Geoffe Morrell, a Pentagon spokesman, said on Wednesday that he had not “heard specifics on the possibility of reopening negotiations”.
But he accused Iran, Iraq’s eastern neighbour, of trying to “meddle” in US-Iraq affairs.
“In its most destructive, devious and deadly ways, it has to do with the flow of arms and weapons into Iraq,” Morrell said.
“But there are, of course, counterbalancing negatives, one of which is clearly an attempt by the Iranians to undermine, undercut, derail the Sofa agreement,” he said.
Robert Gates, the US defence secretary, has said that “pretty dramatic” consequences would follow if the Sofa pact falls through.
Gates said on Tuesday in Washington that the door was “pretty far closed” on further negotiations towards a security deal, although he emphasised that efforts are continuing.
Iraq’s cabinet discussed the pact on Tuesday and unanimously called for changes to the draft now under review, despite US warnings that time is running out to finalise a deal.
“The consequences of not having a Sofa and of not having a renewed UN authorisation are pretty dramatic in terms of consequences for our actions,” Gates said.
A status of forces agreement would replace the current UN mandate – which expires on December 31 – as the legal basis for the US military presence in Iraq.
Iraq’s Political Council for National Security reviewed the draft agreement on Sunday and Monday before sending it on to the cabinet.
Iraq’s Al-Sharqiya television reported that ministers from both the largest Sunni bloc – the National Concord Front – and the ruling mainly Shia grouping, the United Iraqi Alliance, wanted amendments.
|The US presence in Iraq could extend to 2011, according to the draft [AFP]|
But Gates and other US officials stressed on Tuesday that the current document should be acceptable to both sides.
According to Gates, there are “only two alternatives: the Sofa or a renewed UN mandate, and going back to the UN at this point there is no assurance that you get a clean rollover”.
He said there is “great reluctance” to include further changes, as the US government consults congress on the current draft.
But “if they [Baghdad or congress] were to come up with something we haven’t thought of, or identify problems we missed some way, we would have to take that seriously”, Gates said.
“So I don’t think you slam the door shut. But I would say it’s pretty far closed.”
The Bush administration earlier played down the Iraqi cabinet’s decision to seek further negotiations.
“We knew it was going to take a little while to get this done,” Dana Perino, the White House spokeswoman, said on Tuesday.
“We knew that the Iraqis would have several steps to go through.”
But Michael Mullen, chairman of the US joint chiefs of staff, said that time was running out for Baghdad to back the deal, which was originally due to have been completed by the end of July.
He cautioned that when the current UN mandate runs out on December 31, Iraqi security forces “will not be ready to provide for their security”.

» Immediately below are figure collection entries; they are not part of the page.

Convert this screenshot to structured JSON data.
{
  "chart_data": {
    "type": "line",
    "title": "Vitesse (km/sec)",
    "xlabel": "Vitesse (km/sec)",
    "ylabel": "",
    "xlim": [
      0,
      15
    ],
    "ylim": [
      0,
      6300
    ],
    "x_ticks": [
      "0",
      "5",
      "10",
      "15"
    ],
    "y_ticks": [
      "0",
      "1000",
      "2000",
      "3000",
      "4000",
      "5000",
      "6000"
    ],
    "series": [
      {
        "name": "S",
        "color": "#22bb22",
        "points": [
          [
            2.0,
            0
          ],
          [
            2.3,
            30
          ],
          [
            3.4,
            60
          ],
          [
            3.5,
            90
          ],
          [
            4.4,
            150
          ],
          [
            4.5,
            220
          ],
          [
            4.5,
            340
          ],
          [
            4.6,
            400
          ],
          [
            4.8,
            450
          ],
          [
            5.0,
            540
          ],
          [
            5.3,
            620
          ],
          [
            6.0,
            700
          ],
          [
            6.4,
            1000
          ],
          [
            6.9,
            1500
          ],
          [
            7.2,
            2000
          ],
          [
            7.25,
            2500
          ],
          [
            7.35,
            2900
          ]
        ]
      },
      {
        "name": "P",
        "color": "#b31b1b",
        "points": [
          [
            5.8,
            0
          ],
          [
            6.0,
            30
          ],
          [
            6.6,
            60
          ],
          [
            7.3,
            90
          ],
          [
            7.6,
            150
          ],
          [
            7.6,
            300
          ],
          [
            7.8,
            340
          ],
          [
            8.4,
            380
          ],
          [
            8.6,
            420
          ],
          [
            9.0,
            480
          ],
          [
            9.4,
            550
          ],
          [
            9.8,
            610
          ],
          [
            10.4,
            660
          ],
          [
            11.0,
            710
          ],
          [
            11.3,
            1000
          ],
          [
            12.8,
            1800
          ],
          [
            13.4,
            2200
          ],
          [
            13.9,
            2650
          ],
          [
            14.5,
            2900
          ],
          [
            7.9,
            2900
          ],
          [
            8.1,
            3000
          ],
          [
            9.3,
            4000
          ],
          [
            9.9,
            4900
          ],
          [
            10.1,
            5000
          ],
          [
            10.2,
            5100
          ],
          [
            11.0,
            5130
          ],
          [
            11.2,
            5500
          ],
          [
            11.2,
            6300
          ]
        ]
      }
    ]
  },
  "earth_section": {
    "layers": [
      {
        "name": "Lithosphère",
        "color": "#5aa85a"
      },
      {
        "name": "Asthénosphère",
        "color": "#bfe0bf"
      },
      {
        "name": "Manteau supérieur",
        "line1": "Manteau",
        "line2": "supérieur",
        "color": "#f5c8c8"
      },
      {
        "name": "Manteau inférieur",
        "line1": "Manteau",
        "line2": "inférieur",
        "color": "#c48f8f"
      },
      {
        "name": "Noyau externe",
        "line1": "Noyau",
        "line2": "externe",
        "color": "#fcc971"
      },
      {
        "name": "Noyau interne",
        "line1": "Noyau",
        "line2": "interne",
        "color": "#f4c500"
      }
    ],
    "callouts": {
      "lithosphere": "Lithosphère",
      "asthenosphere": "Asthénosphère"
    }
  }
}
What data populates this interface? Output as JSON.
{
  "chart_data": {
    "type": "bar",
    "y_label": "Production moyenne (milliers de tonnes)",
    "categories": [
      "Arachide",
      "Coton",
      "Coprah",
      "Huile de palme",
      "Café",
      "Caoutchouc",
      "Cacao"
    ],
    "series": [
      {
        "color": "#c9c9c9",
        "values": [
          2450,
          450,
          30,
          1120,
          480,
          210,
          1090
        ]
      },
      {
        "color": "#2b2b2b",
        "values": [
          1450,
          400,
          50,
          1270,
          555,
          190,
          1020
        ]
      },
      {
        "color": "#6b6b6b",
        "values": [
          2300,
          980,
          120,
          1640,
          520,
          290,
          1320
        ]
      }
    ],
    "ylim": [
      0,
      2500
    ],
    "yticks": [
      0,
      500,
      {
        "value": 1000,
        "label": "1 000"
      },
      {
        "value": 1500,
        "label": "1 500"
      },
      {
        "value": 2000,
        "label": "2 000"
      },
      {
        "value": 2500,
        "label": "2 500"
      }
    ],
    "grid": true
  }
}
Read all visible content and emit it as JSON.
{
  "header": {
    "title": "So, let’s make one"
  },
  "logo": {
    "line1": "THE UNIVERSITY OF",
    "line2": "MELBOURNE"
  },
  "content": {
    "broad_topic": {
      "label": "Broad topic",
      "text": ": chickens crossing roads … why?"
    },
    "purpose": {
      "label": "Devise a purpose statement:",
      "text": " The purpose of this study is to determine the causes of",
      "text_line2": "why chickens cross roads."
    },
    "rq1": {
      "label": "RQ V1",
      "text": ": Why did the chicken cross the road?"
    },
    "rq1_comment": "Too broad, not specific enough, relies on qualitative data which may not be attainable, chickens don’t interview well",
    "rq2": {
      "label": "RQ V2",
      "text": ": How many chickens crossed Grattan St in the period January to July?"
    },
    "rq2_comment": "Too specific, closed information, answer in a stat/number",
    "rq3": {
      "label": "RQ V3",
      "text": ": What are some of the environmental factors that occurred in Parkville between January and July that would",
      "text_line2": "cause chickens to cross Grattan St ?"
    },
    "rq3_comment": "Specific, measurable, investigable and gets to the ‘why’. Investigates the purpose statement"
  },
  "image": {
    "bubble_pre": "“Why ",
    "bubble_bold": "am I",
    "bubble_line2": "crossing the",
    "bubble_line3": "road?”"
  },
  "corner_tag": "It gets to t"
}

Mullen said Iraq risked security losses of “significant consequence” unless it approved an agreement that provides a legal basis for US forces to remain in the country.
David Isenburg, a security analyst with the Cato Insitute, told Al Jazeera that both sides are “playing hardball in the negotiations, as [one] would expect”.
The draft agreement could pose a problem to Barack Obama, the Democratic candidate for the US presidency, should he win the race for the White House, he said.
“One important thing to note about this agreement is that it is currently constituted to keep US troops through to the end of 2011. Senator [Barack] Obama said that if he gets into office he will have all US troops out in 16 months. So the agreement would lock him into keeping troops beyond where he wants to be,” Isenburg said.
Isenburg said an extension to the current UN mandate would only postpone examination of the differences between Baghdad and Washington.
“All they can get the the UN is, at most, a one-year extension of the current mandate. That would leave all the current issues between Iraq and the US unresolved,” he said.
While the issue of the draft pact was debated in Washington, violence continued in Iraq.
A car bomb killed four people and wounded three in the northern Iraqi city of Mosul, recently the site of targeted attacks against Iraqi Christians.
The attack, which targeted civilians, occurred in the Ath-Thawra neighbourhood, said Hazim Ahmed, a local policeman.
In Baghdad, police also reported that five people had been wounded when bombs attached to two cars exploded.